Stupas serve to commemorate the life of the Buddha and many stupas are said to house sacred Buddha relics (parts of Buddha's body).

Generally, Hinayana Buddhists cremate the dead body and then place the bones in the stupa, which are set around the grounds of temples, or wats. Different styles of architecture are evident in the numerous Buddhist Wats. Three architectural styles can be distinguished, corresponding to the geographical location of the temples and monasteries. Wats built in Vientiane are large rectangular structures constructed of brick and covered with stucco and high-peaked roofs. In Luang Prabang the roofs sweep very low and, unlike in Vientiane, almost reach the ground. These two styles are different from the wats of Xieng Khouang where the temple roofs are not tiered.

Lao religious images and art is also distinctive and sets Laos apart from its neighbors.
The Calling for Rain posture of Buddha images in Lao, for example, which depicts the Buddha standing with his hands held rigidly at his side, fingers pointing to the ground, cannot be found in other Southeast Asian Buddhist art traditions. Religious influences are also pervasive in classical Lao literature, especially in the Pha Lak, Pha Lam, the Lao version of India s epic Ramayana.

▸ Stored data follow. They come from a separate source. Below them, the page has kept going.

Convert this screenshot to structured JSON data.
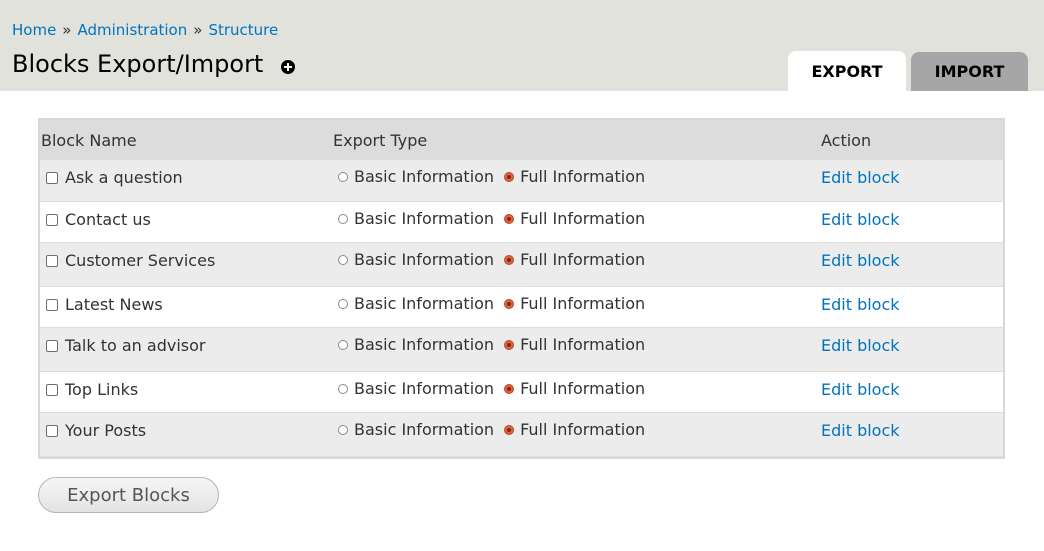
{
  "breadcrumb": {
    "items": [
      "Home",
      "Administration",
      "Structure"
    ],
    "separator": "»"
  },
  "page": {
    "title": "Blocks Export/Import",
    "shortcut_icon": "add-shortcut-icon"
  },
  "tabs": [
    {
      "label": "EXPORT",
      "active": true
    },
    {
      "label": "IMPORT",
      "active": false
    }
  ],
  "table": {
    "headers": {
      "name": "Block Name",
      "type": "Export Type",
      "action": "Action"
    },
    "option_labels": {
      "basic": "Basic Information",
      "full": "Full Information"
    },
    "rows": [
      {
        "name": "Ask a question",
        "checked": false,
        "selected": "full",
        "action": "Edit block"
      },
      {
        "name": "Contact us",
        "checked": false,
        "selected": "full",
        "action": "Edit block"
      },
      {
        "name": "Customer Services",
        "checked": false,
        "selected": "full",
        "action": "Edit block"
      },
      {
        "name": "Latest News",
        "checked": false,
        "selected": "full",
        "action": "Edit block"
      },
      {
        "name": "Talk to an advisor",
        "checked": false,
        "selected": "full",
        "action": "Edit block"
      },
      {
        "name": "Top Links",
        "checked": false,
        "selected": "full",
        "action": "Edit block"
      },
      {
        "name": "Your Posts",
        "checked": false,
        "selected": "full",
        "action": "Edit block"
      }
    ]
  },
  "submit": {
    "label": "Export Blocks"
  },
  "colors": {
    "link": "#0074bd",
    "header_bg": "#e1e2dc",
    "radio_selected": "#e4613b"
  }
}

Projects are underway to preserve classic Lao religious scripts, which were transcribed onto palm leaf manuscripts hundreds of years ago and stored in wats. Another excellent example of the richness of Lao culture is in its folk music, which is extremely popular with the people throughout the whole country. The principle instrument is the Khaen; a wind instrument, which comprises a double row of bamboo-like reeds, fitted in a hardwood sound box. The khaen is often accompanied by a bowed string instrument or Saw. The national folk dance is the Lamvong, a circle dance in which people dance circles around each other so that ultimately there are three circles: a circle danced by the individual, another one by the couple, and a third one danced by the whole party.